Viderunt omnes fines terrae salutare Dei nostri:
Iubilate Deo, omnis terra.
Notum fecit Dominus salutare suum:
ante conspectum gentium revelavit iustitiam suam.
Durante a maior parte da história uma ou duas cidades em cada era se destacaram no âmbito político e cultural. Podemos lembrar da Babilônia, de Tebas, de Atenas, de Roma, de Constantinopla e, nos nossos dias, em Nova York. Todavia, quando o Império Romano do Ocidente ruiu, quase todas as grandes cidades da Europa desapareceram. Em boa parte da Idade Média só existiam duas urbes cosmopolitas nos limites da cristandade católica: Constantinopla de um lado e Córdoba do outro. Nesse contexto, a primeira cidade a experimentar uma explosão populacional depois de muito tempo foi Paris.

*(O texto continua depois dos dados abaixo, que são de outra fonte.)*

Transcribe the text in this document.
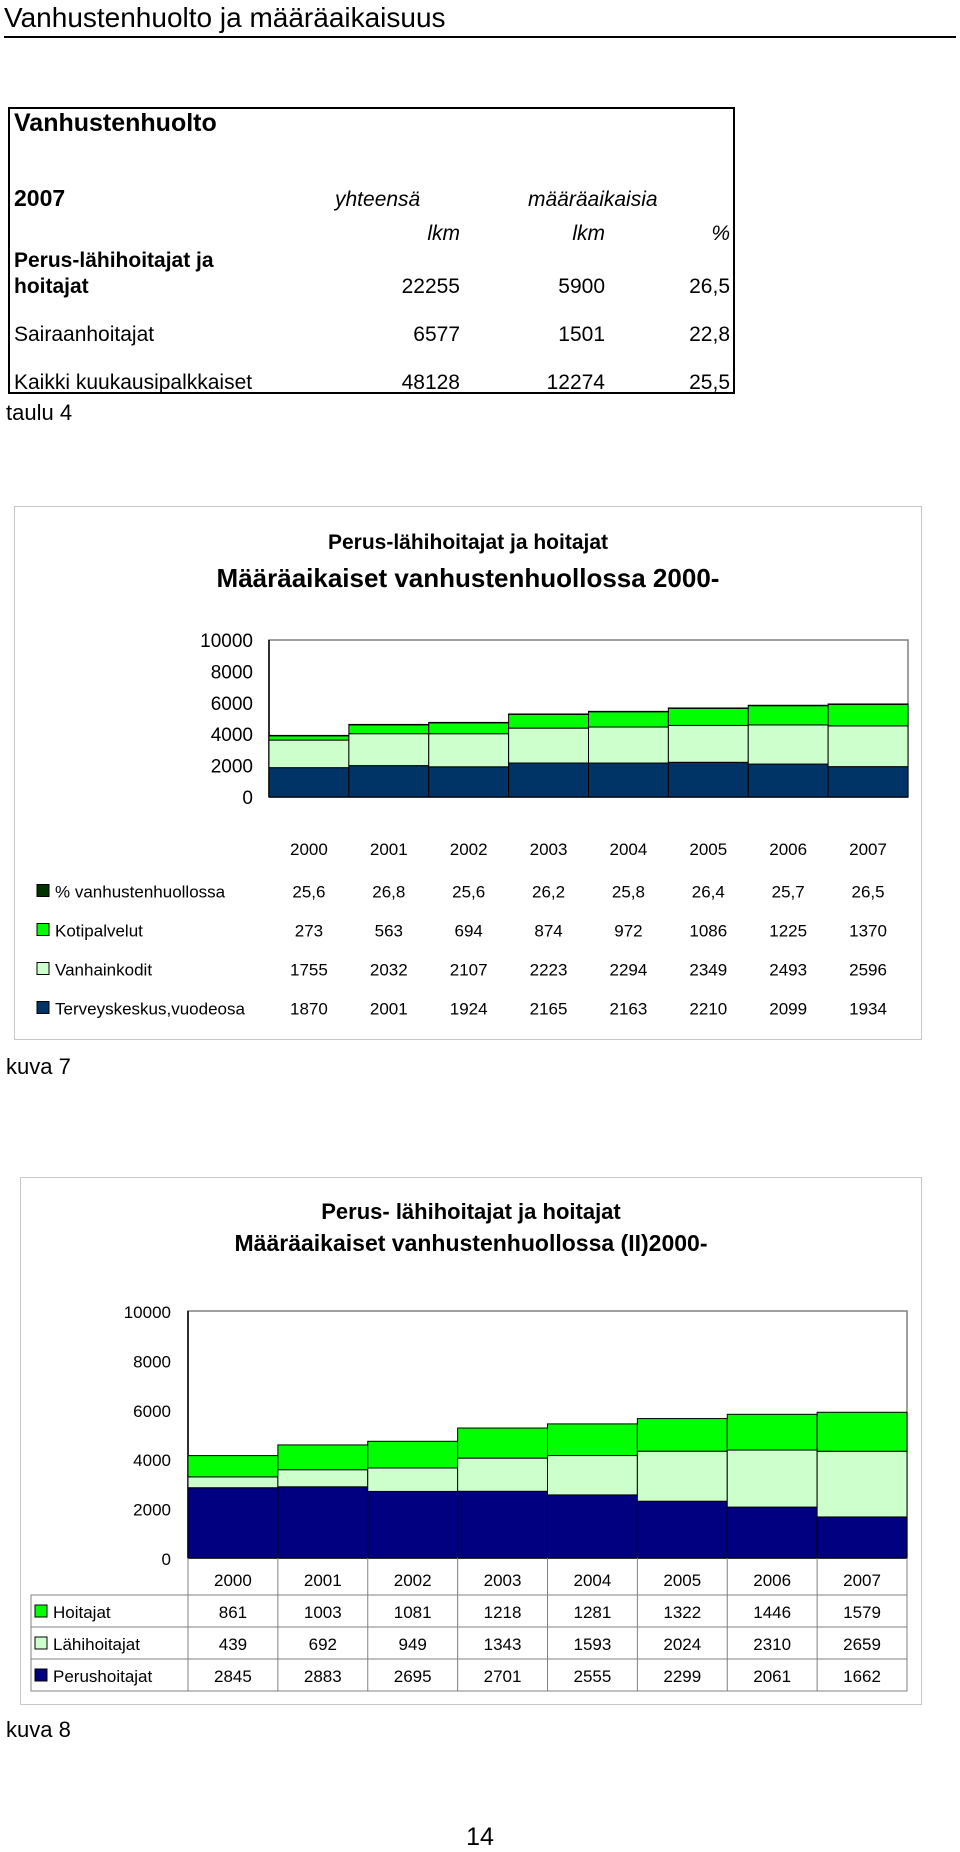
Vanhustenhuolto ja määräaikaisuus
Vanhustenhuolto
2007	yhteensä	määräaikaisia
lkm	lkm	%
Perus-lähihoitajat ja
hoitajat	22255	5900	26,5
Sairaanhoitajat	6577	1501	22,8
Kaikki kuukausipalkkaiset	48128	12274	25,5
taulu 4
Perus-lähihoitajat ja hoitajat
Määräaikaiset vanhustenhuollossa 2000-
0
2000
4000
6000
8000
10000
2000 2001 2002 2003 2004 2005 2006 2007
% vanhustenhuollossa	25,6	26,8	25,6	26,2	25,8	26,4	25,7	26,5
Kotipalvelut	273	563	694	874	972	1086 1225 1370
Vanhainkodit	1755 2032 2107 2223 2294 2349 2493 2596
Terveyskeskus,vuodeosa	1870 2001 1924 2165 2163 2210 2099 1934
kuva 7
Perus- lähihoitajat ja hoitajat
Määräaikaiset vanhustenhuollossa (II)2000-
0
2000
4000
6000
8000
10000
2000	2001	2002	2003	2004	2005	2006	2007
Hoitajat	861	1003	1081	1218	1281	1322	1446	1579
Lähihoitajat	439	692	949	1343	1593	2024	2310	2659
Perushoitajat	2845	2883	2695	2701	2555	2299	2061	1662
kuva 8
14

Quando a Europa cristã começou na se recuperar dos séculos de turbulência, a única forma de música artisticamente elaborada que tinha sobrevivido na “era das trevas” tinha sido o canto gregoriano (a música teatral grega e a música imperial romana foram perdidas). Fora o folclórico e popular, o melhor que alguém podia escutar era um som simples, monofônico e feito para louvar a Deus.
Ajudada pela escolástica, que ganhava corpo na sua universidade, e pela construção da catedral de Notre Dame, Paris atraiu as mentes mais brilhantes da época. Pouco depois de terminarem as fundações da catedral, a cidade já contava com um jovem compositor para enchê-la de música. Esse músico, Leonin, foi (até onde mostram os registros históricos que sobreviveram) a primeira pessoa a adicionar uma segunda voz não paralela ao gregoriano. Esses cantos, chamados organum, constituíram o primeiro tipo de música polifônica. Para dar conta da complexidade, Leonin inventou seis modos rítmicos – o primeiro tipo de notação musical a descrever o comprimento da nota.
Só uma geração depois outro compositor que trabalhou em Notre Dame, Perotin, aperfeiçoou a arte do organum, adicionando ocasionalmente uma terceira e mesmo uma quarta voz. Perotin provavelmente escreveu a obra de quatro vozes Viderunt omnes para o Natal de 1198. Usando a melisma (técnica de alterar a sensação de freqüência de uma sílaba de um texto enquanto ela está sendo cantada) a ponto de obscurecer totalmente as sílabas originais, ele consegui estender poucos versículos (3, 4 e 2 – nessa ordem) do Salmo XCVII para quase dez minutos.
A chamada escola de música de Notre Dame, incluindo Leonin e Perotin, abriu a porta para a mais popular e importante forma de música dos séculos seguintes, o motete, e, de certa forma, para toda a polifonia musical.